LU decomposition vs. Matrix Inversion

Open DenSto opened this issue 3 years ago • 0 comments

Currently, stella uses an LU decomposition to perform the linear solve of the response matrix for the parallel streaming term. This isn't the only option, however; GS2 uses a full matrix inversion instead. There are pros and cons to both approaches: the LU decomposition itself uses about half the operations of the Gauss Jordan elimination, and so initializing the problem is twice as fast. The LU decomposition is also much more stable for ill-conditioned matrices (though I don't see why parallel streaming would be particularly ill conditioned, and so this is less of a concern).

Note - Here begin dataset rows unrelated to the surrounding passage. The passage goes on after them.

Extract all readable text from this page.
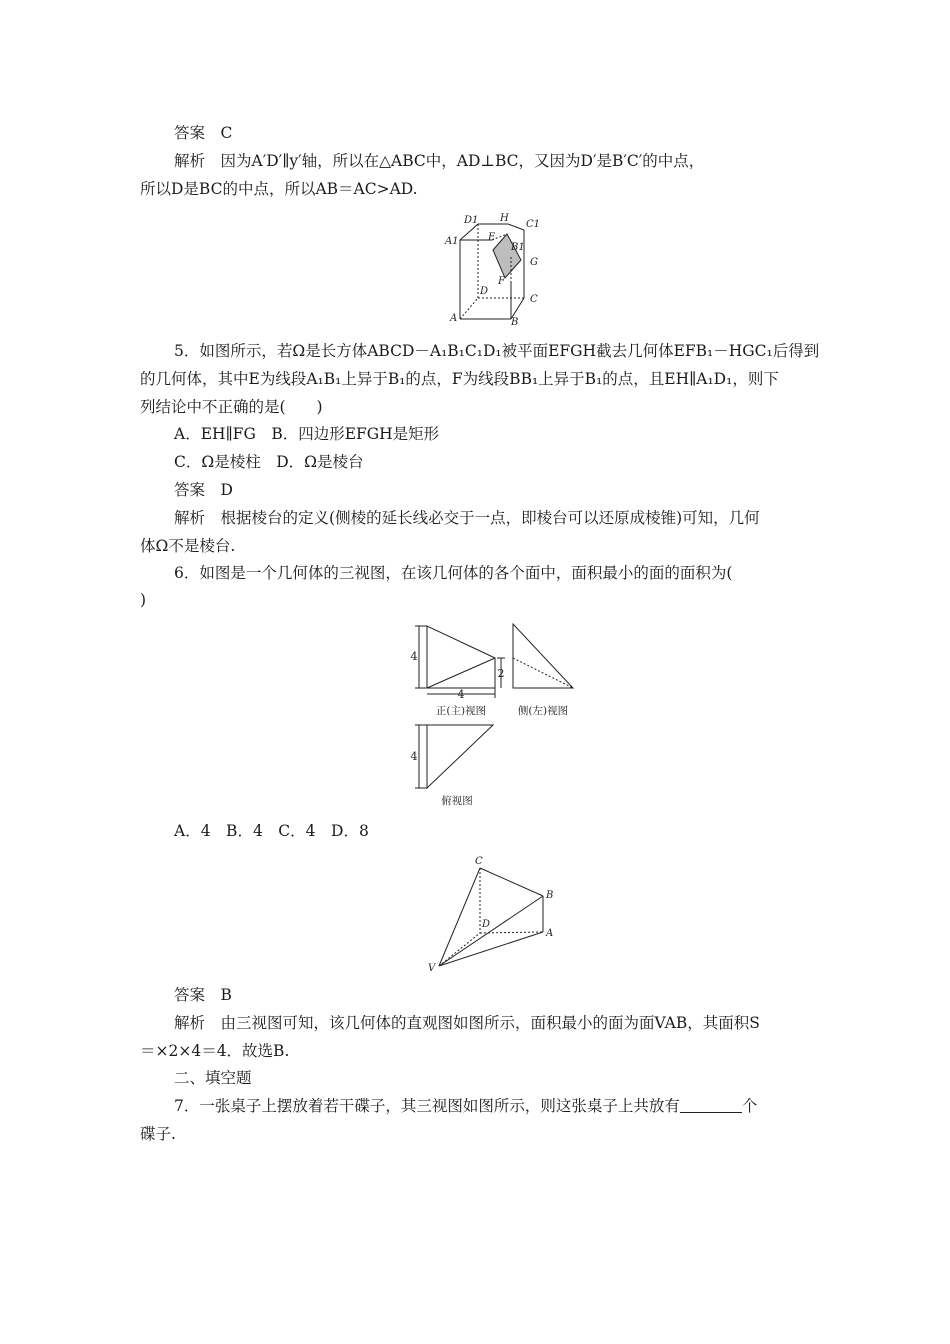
答案　 C
解析　 因为A′D′∥y′轴，所以在△ABC中，AD⊥BC，又因为D′是B′C′的中点，
所以D是BC的中点，所以AB＝AC>AD.
D1 H
C1
A1	E
B1
G
F
D
C
A	B
5．如图所示，若Ω是长方体ABCD－A₁B₁C₁D₁被平面EFGH截去几何体EFB₁－HGC₁后得到
的几何体，其中E为线段A₁B₁上异于B₁的点，F为线段BB₁上异于B₁的点，且EH∥A₁D₁，则下
列结论中不正确的是(　　)
A．EH∥FG　B．四边形EFGH是矩形
C．Ω是棱柱　D．Ω是棱台
答案　 D
解析　 根据棱台的定义(侧棱的延长线必交于一点，即棱台可以还原成棱锥)可知，几何
体Ω不是棱台.
6．如图是一个几何体的三视图，在该几何体的各个面中，面积最小的面的面积为(
)
4
2
4
4
正(主)视图	侧(左)视图
俯视图
A．4　B．4　C．4　D．8
C
B
D
A
V
答案　 B
解析　 由三视图可知，该几何体的直观图如图所示，面积最小的面为面VAB，其面积S
＝×2×4＝4．故选B.
二、填空题
7．一张桌子上摆放着若干碟子，其三视图如图所示，则这张桌子上共放有	个
碟子.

However, the full matrix inversion comes with one big advantage: the linear solve becomes a simple matrix multiplication, rather than the forward and backward substitutions of the LU decomposition. This can actually be very important, as this part of the code scales as (N_x*N_z)^2, and so for big problems this solve can become dominant if no extra steps are taken.

I've made several attempts to parallelize the forward/backward substitutions of the LU decomposition (which are in the feature/parallel_back_sub branch), but the approaches suffer performance degradation either from synchronization (from MPI_barriers/MPI_win_fences) or lack of locality (cache misses). On the other hand, parallelizing a matrix multiplication is rather trivial, which I've done in the feature/matrix_inverse branch; in this case, the cost of the linear solve ceases to be an issue.

I suppose for many use cases, the LU decomposition is good enough, but as we push towards larger problem sizes we'll need to consider the inversion option. At the very least, we may want to somehow inform users that this option exists.

EDIT: I imagine David Dickinson has some advice on this front from his experience with GS2.

Jun 27 '22 13:06 DenSto